(1924–1943)
Maurice Korzec was born on April 9, 1924, in Herserange, in the Moselle department. His family, of Polish Jewish origin, moved to Paris, where they settled in the 19th arrondissement.
In 1939, at the age of 15, he began an apprenticeship at the ORT (Organization for Reconstruction and Work), a Jewish educational and training institution. He then found a job at an aircraft factory.
Refusing to work for the occupying forces, he left for Marseille in 1941—in the so-called “free zone”—and became a tailor at a clothing factory. A labor activist, he was also a member of the clandestine Communist Youth. In November 1942, after the Germans entered the southern zone, he took part in numerous attacks alongside the Marseille Resistance fighters.
On March 1, 1943, he joined the Marat detachment (FTP-M.O.I.), where he was appointed leader of a group and took part in numerous operations: bombing a German barracks, blowing up seven transformers, destroying six locomotives, and blowing up 12 tank cars at the Arenc train station…
To carry out all these actions, he often disguises himself as a street sweeper, a railroad worker, or a girl…
On June 5, 1943, he and two comrades threw a bomb into a movie theater that had been requisitioned for German soldiers. Wounded, he was arrested under the alias Henri Marcellin, tortured for two months, and then transferred to Fort Montluc in Lyon. Sentenced to death by a German court, he was executed by firing squad on September 13, 1943, at the age of 19.

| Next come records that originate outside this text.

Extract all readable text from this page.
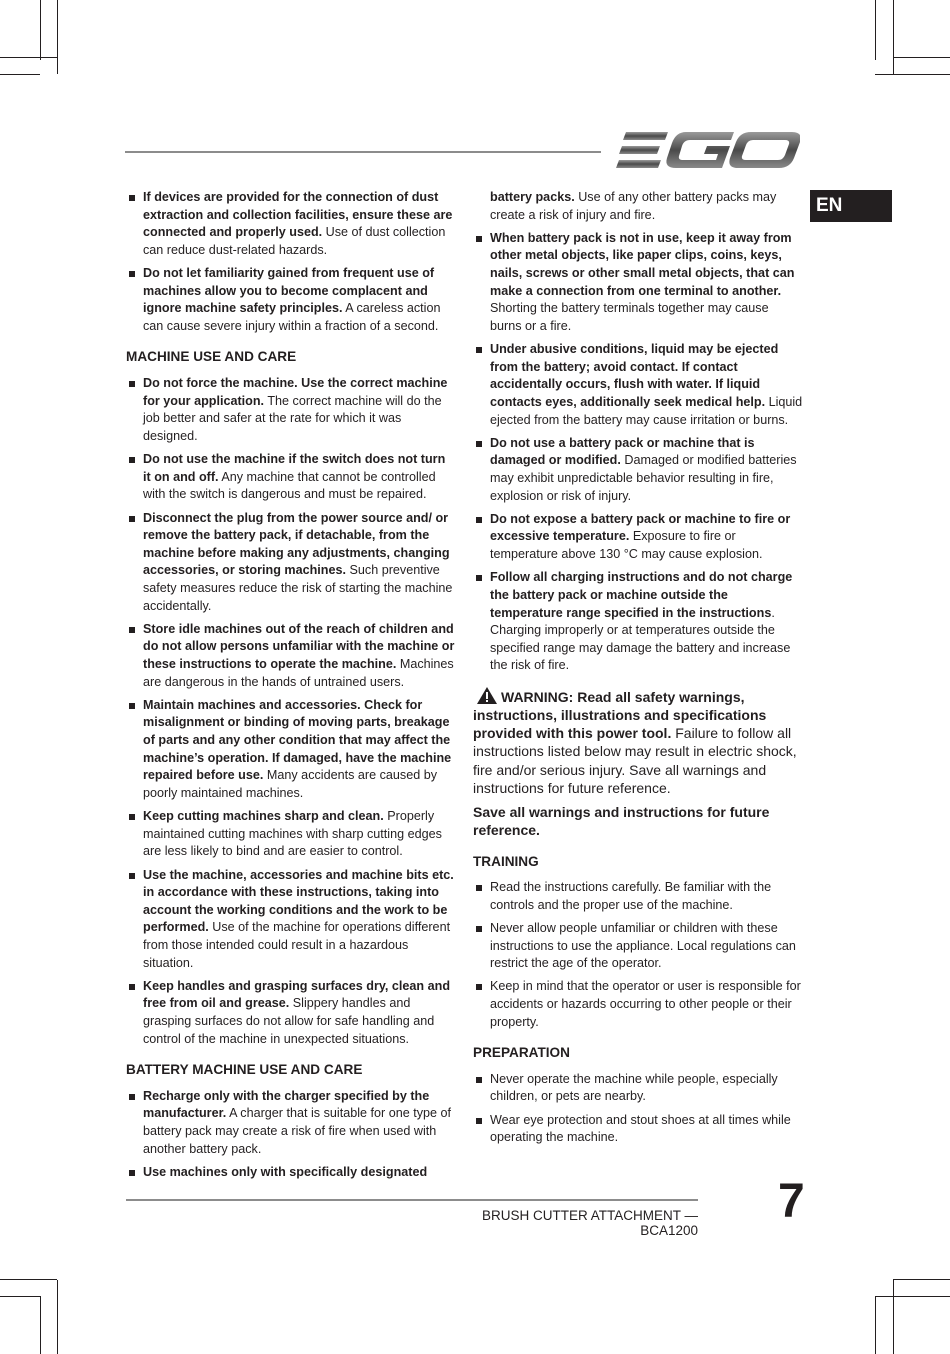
EN
If devices are provided for the connection of dust extraction and collection facilities, ensure these are connected and properly used. Use of dust collection can reduce dust-related hazards.
Do not let familiarity gained from frequent use of machines allow you to become complacent and ignore machine safety principles. A careless action can cause severe injury within a fraction of a second.
MACHINE USE AND CARE
Do not force the machine. Use the correct machine for your application. The correct machine will do the job better and safer at the rate for which it was designed.
Do not use the machine if the switch does not turn it on and off. Any machine that cannot be controlled with the switch is dangerous and must be repaired.
Disconnect the plug from the power source and/ or remove the battery pack, if detachable, from the machine before making any adjustments, changing accessories, or storing machines. Such preventive safety measures reduce the risk of starting the machine accidentally.
Store idle machines out of the reach of children and do not allow persons unfamiliar with the machine or these instructions to operate the machine. Machines are dangerous in the hands of untrained users.
Maintain machines and accessories. Check for misalignment or binding of moving parts, breakage of parts and any other condition that may affect the machine’s operation. If damaged, have the machine repaired before use. Many accidents are caused by poorly maintained machines.
Keep cutting machines sharp and clean. Properly maintained cutting machines with sharp cutting edges are less likely to bind and are easier to control.
Use the machine, accessories and machine bits etc. in accordance with these instructions, taking into account the working conditions and the work to be performed. Use of the machine for operations different from those intended could result in a hazardous situation.
Keep handles and grasping surfaces dry, clean and free from oil and grease. Slippery handles and grasping surfaces do not allow for safe handling and control of the machine in unexpected situations.
BATTERY MACHINE USE AND CARE
Recharge only with the charger specified by the manufacturer. A charger that is suitable for one type of battery pack may create a risk of fire when used with another battery pack.
Use machines only with specifically designated
battery packs. Use of any other battery packs may create a risk of injury and fire.
When battery pack is not in use, keep it away from other metal objects, like paper clips, coins, keys, nails, screws or other small metal objects, that can make a connection from one terminal to another. Shorting the battery terminals together may cause burns or a fire.
Under abusive conditions, liquid may be ejected from the battery; avoid contact. If contact accidentally occurs, flush with water. If liquid contacts eyes, additionally seek medical help. Liquid ejected from the battery may cause irritation or burns.
Do not use a battery pack or machine that is damaged or modified. Damaged or modified batteries may exhibit unpredictable behavior resulting in fire, explosion or risk of injury.
Do not expose a battery pack or machine to fire or excessive temperature. Exposure to fire or temperature above 130 °C may cause explosion.
Follow all charging instructions and do not charge the battery pack or machine outside the temperature range specified in the instructions. Charging improperly or at temperatures outside the specified range may damage the battery and increase the risk of fire.
WARNING: Read all safety warnings, instructions, illustrations and specifications provided with this power tool. Failure to follow all instructions listed below may result in electric shock, fire and/or serious injury. Save all warnings and instructions for future reference.
Save all warnings and instructions for future reference.
TRAINING
Read the instructions carefully. Be familiar with the controls and the proper use of the machine.
Never allow people unfamiliar or children with these instructions to use the appliance. Local regulations can restrict the age of the operator.
Keep in mind that the operator or user is responsible for accidents or hazards occurring to other people or their property.
PREPARATION
Never operate the machine while people, especially children, or pets are nearby.
Wear eye protection and stout shoes at all times while operating the machine.
BRUSH CUTTER ATTACHMENT — BCA1200
7
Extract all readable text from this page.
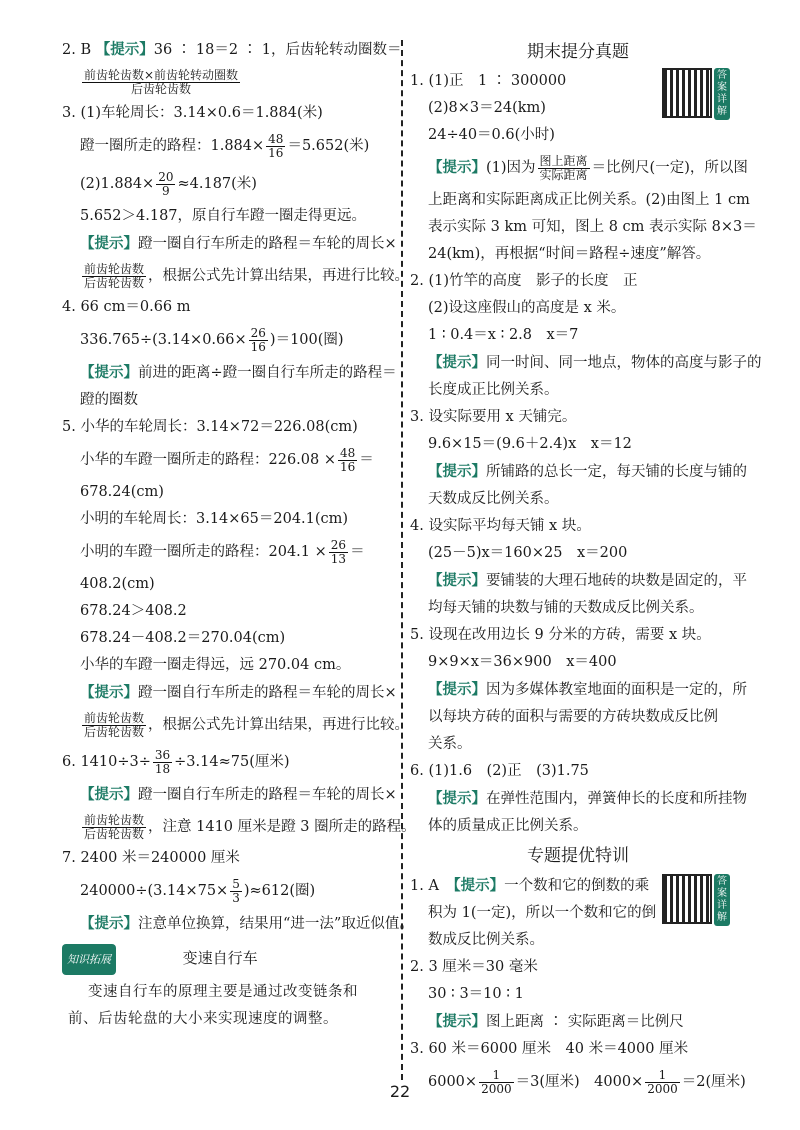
2. B 【提示】36 ∶ 18＝2 ∶ 1，后齿轮转动圈数＝
$\frac{\text{前齿轮齿数×前齿轮转动圈数}}{\text{后齿轮齿数}}$
3. (1)车轮周长：3.14×0.6＝1.884(米)
蹬一圈所走的路程：$1.884\times \frac{48}{16} =5.652$(米)
$(2)1.884\times \frac{20}{9} \approx 4.187$(米)
5.652＞4.187，原自行车蹬一圈走得更远。
【提示】蹬一圈自行车所走的路程＝车轮的周长×
$\frac{\text{前齿轮齿数}}{\text{后齿轮齿数}}$ ，根据公式先计算出结果，再进行比较。
4. 66 cm＝0.66 m
$336.765\div(3.14\times 0.66\times \frac{26}{16} )=100$(圈)
【提示】前进的距离÷蹬一圈自行车所走的路程＝
蹬的圈数
5. 小华的车轮周长：3.14×72＝226.08(cm)
小华的车蹬一圈所走的路程：$226.08 \times \frac{48}{16}$ ＝
678.24(cm)
小明的车轮周长：3.14×65＝204.1(cm)
小明的车蹬一圈所走的路程：$204.1 \times \frac{26}{13}$ ＝
408.2(cm)
678.24＞408.2
678.24－408.2＝270.04(cm)
小华的车蹬一圈走得远，远 270.04 cm。
【提示】蹬一圈自行车所走的路程＝车轮的周长×
$\frac{\text{前齿轮齿数}}{\text{后齿轮齿数}}$ ，根据公式先计算出结果，再进行比较。
6. $1410\div 3\div \frac{36}{18} \div 3.14\approx 75$(厘米)
【提示】蹬一圈自行车所走的路程＝车轮的周长×
$\frac{\text{前齿轮齿数}}{\text{后齿轮齿数}}$ ，注意 1410 厘米是蹬 3 圈所走的路程。
7. 2400 米＝240000 厘米
$240000\div(3.14\times 75\times \frac{5}{3} )\approx 612$(圈)
【提示】注意单位换算，结果用“进一法”取近似值。
知识拓展	变速自行车
变速自行车的原理主要是通过改变链条和
前、后齿轮盘的大小来实现速度的调整。
期末提分真题
答案详解
1. (1)正　1 ∶ 300000
(2)8×3＝24(km)
24÷40＝0.6(小时)
【提示】(1)因为 $\frac{\text{图上距离}}{\text{实际距离}}$ ＝比例尺(一定)，所以图
上距离和实际距离成正比例关系。(2)由图上 1 cm
表示实际 3 km 可知，图上 8 cm 表示实际 8×3＝
24(km)，再根据“时间＝路程÷速度”解答。
2. (1)竹竿的高度　影子的长度　正
(2)设这座假山的高度是 x 米。
1 ∶ 0.4＝x ∶ 2.8　x＝7
【提示】同一时间、同一地点，物体的高度与影子的
长度成正比例关系。
3. 设实际要用 x 天铺完。
9.6×15＝(9.6＋2.4)x　x＝12
【提示】所铺路的总长一定，每天铺的长度与铺的
天数成反比例关系。
4. 设实际平均每天铺 x 块。
(25－5)x＝160×25　x＝200
【提示】要铺装的大理石地砖的块数是固定的，平
均每天铺的块数与铺的天数成反比例关系。
5. 设现在改用边长 9 分米的方砖，需要 x 块。
9×9×x＝36×900　x＝400
【提示】因为多媒体教室地面的面积是一定的，所
以每块方砖的面积与需要的方砖块数成反比例
关系。
6. (1)1.6　(2)正　(3)1.75
【提示】在弹性范围内，弹簧伸长的长度和所挂物
体的质量成正比例关系。
专题提优特训
答案详解
1. A　【提示】一个数和它的倒数的乘
积为 1(一定)，所以一个数和它的倒
数成反比例关系。
2. 3 厘米＝30 毫米
30 ∶ 3＝10 ∶ 1
【提示】图上距离 ∶ 实际距离＝比例尺
3. 60 米＝6000 厘米　40 米＝4000 厘米
$6000\times \frac{1}{2000} =3$(厘米)　$4000\times \frac{1}{2000} =2$(厘米)
22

The Marat FTP-M.O.I. detachment was then renamed the Maurice Korzec Company.
A plaque at Marseille City Hall commemorates that “Maurice Korzec and Marcel Bonin attacked the Germans and gave their lives so that France might live on.” On a monument at the top of the Canebière, a plaque commemorates the young Resistance fighter: “The UJRE in memory of their comrade-in-arms, Maurice Korzec.”
References:
— Diamant David, 1984, Heroic Fighters and Martyrs of the Resistance. Published by Renouveau.